Imagem conceitual do projeto do trem-bala subaquático chinês – Imagem ilustrativa gerada com o auxílio de IA/Diário do Litoral
Diário do Litoral – Você já imaginou atravessar o oceano, por baixo d’água, a uma velocidade de 250 km/h? O que parece roteiro de filme de ficção científica está prestes a se tornar realidade. A China, líder global em infraestrutura ferroviária e detentora de recordes mundiais de velocidade que chegam a 800 km/h, acaba de detalhar o projetoacaba de detalhar o projeto do Bohai Strait Tunnel, um trem-bala submarino que promete conectar as cidades de Dalian e Yantai em apenas 40 minutos.
Atualmente, quem precisa fazer esse trajeto enfrenta uma jornada cansativa. Por terra, a viagem entre as duas penínsulas leva cerca de seis horas. Se a opção for o ferry (balsa), o tempo sobe para longas oito horas. Com a nova rede ferroviária subaquática, esse tempo será reduzido drasticamente, transformando a logística e a vida de milhões de pessoas.
Engenharia que desafia o oceano
O projeto é um verdadeiro gigante da engenharia moderna. Com uma extensão de 123 quilômetros, o túnel atravessará o Mar de Bohai sob condições geológicas desafiadoras. O investimento estimado é colossal: entre 220 e 300 bilhões de yuans (aproximadamente R$ 200 bilhões). Mas o retorno esperado justifica cada centavo, já que a obra deve fortalecer os corredores comerciais e impulsionar a economia regional.

Imagem conceitual criada com o auxílio de IA mostra a parte interna do trem-bala subaquático chinês – Diário do Litoral
Para garantir a segurança total, os engenheiros projetaram três galerias paralelas. Os engenheiros projetaram duas galerias exclusivas para o tráfego dos trens de alta velocidade, enquanto a galeria central atende às operações de manutenção e emergências. Além disso, sistemas avançados de ventilação e sensores de filtragem em tempo real monitoram cada metro da estrutura, protegendo os passageiros contra falhas sísmicas comuns na região.
Impacto global e prazos
Embora a tecnologia já esteja em fase avançada de testes, a previsão é que o sistema completo comece a operar plenamente até 2035. O objetivo da China não é apenas encurtar distâncias, mas criar um modelo de transporte que possa ser exportado para o mundo todo. O projeto prevê a integração total com a malha ferroviária terrestre, permitindo que o passageiro mude de cenário, da superfície para o fundo do mar, sem precisar trocar de vagão.

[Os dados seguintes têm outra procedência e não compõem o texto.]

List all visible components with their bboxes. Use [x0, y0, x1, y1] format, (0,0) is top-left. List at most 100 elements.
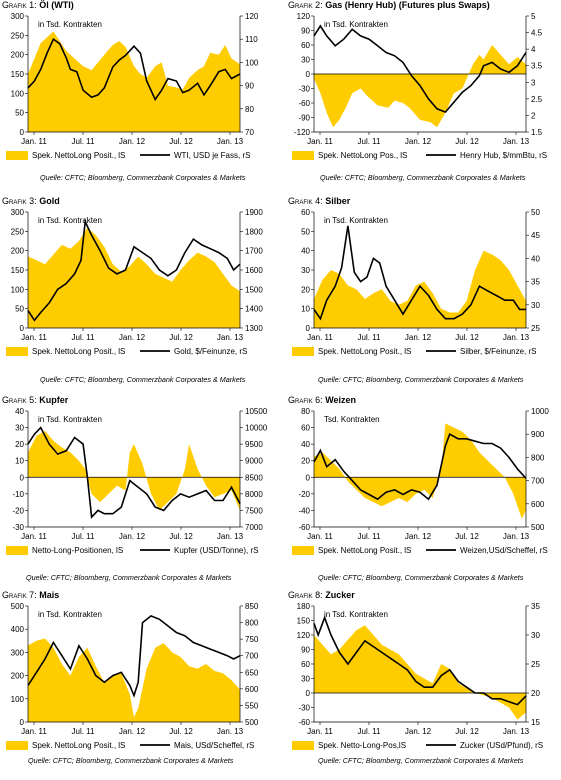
series-area	[28, 227, 240, 328]
ytick-label-left: 90	[301, 27, 310, 36]
chart-panel-5: Grafik 5: Kupfer -30 -20 -10 0 10 20 30 40 7000 7…	[0, 395, 275, 585]
xtick-label: Jan. 11	[307, 532, 333, 541]
ytick-label-left: 400	[11, 625, 25, 634]
ytick-label-left: 0	[306, 324, 311, 333]
xtick-label: Jul. 12	[169, 137, 193, 146]
ytick-label-right: 3	[531, 78, 536, 87]
ytick-label-left: 60	[301, 660, 310, 669]
xtick-label: Jan. 11	[21, 137, 47, 146]
legend-label: Spek. NettoLong Posit., lS	[32, 347, 125, 356]
chart-title: Mais	[39, 590, 60, 600]
ytick-label-right: 4.5	[531, 29, 543, 38]
chart-grafik-label: Grafik 1:	[2, 0, 37, 10]
ytick-label-right: 20	[531, 689, 540, 698]
ytick-label-right: 120	[245, 12, 259, 21]
ytick-label-left: -10	[12, 490, 24, 499]
legend-swatch-area	[6, 347, 28, 356]
ytick-label-right: 1800	[245, 227, 263, 236]
ytick-label-left: 60	[301, 41, 310, 50]
xtick-label: Jan. 13	[503, 532, 530, 541]
series-line	[313, 433, 527, 501]
xtick-label: Jan. 11	[21, 532, 47, 541]
legend-swatch-area	[292, 741, 314, 750]
ytick-label-right: 800	[245, 619, 259, 628]
ytick-label-right: 700	[531, 477, 545, 486]
xtick-label: Jan. 11	[21, 727, 47, 736]
source-note-4: Quelle: CFTC; Bloomberg, Commerzbank Cor…	[28, 756, 234, 765]
chart-title: Kupfer	[39, 395, 69, 405]
ytick-label-left: 80	[301, 407, 310, 416]
ytick-label-left: 50	[15, 109, 24, 118]
chart-title: Gold	[39, 196, 60, 206]
ytick-label-left: 90	[301, 646, 310, 655]
ytick-label-left: 60	[301, 424, 310, 433]
chart-title: Weizen	[325, 395, 357, 405]
ytick-label-right: 4	[531, 45, 536, 54]
ytick-label-left: -30	[12, 523, 24, 532]
legend-label: Silber, $/Feinunze, rS	[460, 347, 536, 356]
ytick-label-left: 0	[306, 689, 311, 698]
ytick-label-left: 180	[297, 602, 311, 611]
ytick-label-right: 850	[245, 602, 259, 611]
chart-svg: -120 -90 -60 -30 0 30 60 90 120 1.5 2 2.5 3 3.5 4 4.5 5 J…	[292, 12, 547, 160]
legend-label: Zucker (USd/Pfund), rS	[460, 741, 543, 750]
ytick-label-left: 0	[20, 473, 25, 482]
ytick-label-left: 30	[15, 424, 24, 433]
source-note-1: Quelle: CFTC; Bloomberg, Commerzbank Cor…	[40, 173, 246, 182]
chart-annotation: in Tsd. Kontrakten	[324, 20, 388, 29]
ytick-label-left: 200	[11, 672, 25, 681]
xtick-label: Jul. 11	[72, 137, 96, 146]
chart-annotation: in Tsd. Kontrakten	[324, 610, 388, 619]
ytick-label-left: -120	[294, 128, 311, 137]
ytick-label-right: 2.5	[531, 95, 543, 104]
legend-label: Spek. Netto-Long-Pos,lS	[318, 741, 406, 750]
ytick-label-right: 1700	[245, 247, 263, 256]
xtick-label: Jan. 13	[217, 333, 244, 342]
chart-annotation: in Tsd. Kontrakten	[38, 216, 102, 225]
ytick-label-left: 20	[301, 457, 310, 466]
source-note-3: Quelle: CFTC; Bloomberg, Commerzbank Cor…	[26, 573, 232, 582]
series-area	[28, 638, 240, 722]
xtick-label: Jan. 13	[217, 532, 244, 541]
ytick-label-right: 90	[245, 82, 254, 91]
xtick-label: Jul. 11	[72, 532, 96, 541]
legend-label: Weizen,USd/Scheffel, rS	[460, 546, 548, 555]
ytick-label-left: 30	[301, 56, 310, 65]
legend-swatch-area	[292, 546, 314, 555]
xtick-label: Jan. 11	[307, 137, 333, 146]
ytick-label-left: 20	[301, 285, 310, 294]
ytick-label-right: 10500	[245, 407, 268, 416]
legend-label: WTI, USD je Fass, rS	[174, 151, 250, 160]
ytick-label-left: -20	[12, 506, 24, 515]
legend-label: Gold, $/Feinunze, rS	[174, 347, 247, 356]
legend-swatch-area	[6, 151, 28, 160]
chart-panel-8: Grafik 8: Zucker -60 -30 0 30 60 90 120 150 180 1…	[286, 590, 561, 780]
ytick-label-left: -30	[298, 85, 310, 94]
chart-title: Zucker	[325, 590, 355, 600]
legend-label: Spek. NettoLong Pos., lS	[318, 151, 407, 160]
xtick-label: Jul. 12	[455, 333, 479, 342]
ytick-label-left: 250	[11, 227, 25, 236]
xtick-label: Jan. 13	[503, 137, 530, 146]
ytick-label-right: 80	[245, 105, 254, 114]
xtick-label: Jan. 12	[119, 532, 146, 541]
xtick-label: Jan. 12	[405, 333, 432, 342]
ytick-label-left: 40	[301, 247, 310, 256]
xtick-label: Jan. 12	[405, 137, 432, 146]
legend-swatch-area	[6, 741, 28, 750]
ytick-label-right: 3.5	[531, 62, 543, 71]
source-note-3b: Quelle: CFTC; Bloomberg, Commerzbank Cor…	[318, 573, 524, 582]
ytick-label-right: 1000	[531, 407, 549, 416]
chart-grafik-label: Grafik 6:	[288, 395, 323, 405]
chart-panel-7: Grafik 7: Mais 0 100 200 300 400 500 500 550 600…	[0, 590, 275, 780]
ytick-label-right: 30	[531, 301, 540, 310]
chart-grafik-label: Grafik 4:	[288, 196, 323, 206]
chart-svg: -60 -30 0 30 60 90 120 150 180 15 20 25 30 35 Jan. 11 J…	[292, 602, 543, 750]
chart-title: Gas (Henry Hub) (Futures plus Swaps)	[325, 0, 490, 10]
source-note-2b: Quelle: CFTC; Bloomberg, Commerzbank Cor…	[318, 375, 524, 384]
chart-svg: -30 -20 -10 0 10 20 30 40 7000 7500 8000 8500 9000 95…	[6, 407, 268, 555]
ytick-label-right: 50	[531, 208, 540, 217]
chart-grafik-label: Grafik 2:	[288, 0, 323, 10]
chart-panel-2: Grafik 2: Gas (Henry Hub) (Futures plus …	[286, 0, 561, 190]
ytick-label-left: 200	[11, 51, 25, 60]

Além da velocidade, a obra deve gerar milhares de empregos e fomentar o desenvolvimento de infraestruturas complementares nas comunidades próximas. É o início de uma nova era para o transporte de massas, onde o fundo do mar deixa de ser uma barreira para se tornar o caminho mais rápido entre dois pontos. Para o viajante do futuro, o relógio deixará de ser um inimigo.
É o início de uma nova era para o transporte de massas, fundamental para a consolidação das metrópoles futuristas planejadas para as próximas décadas.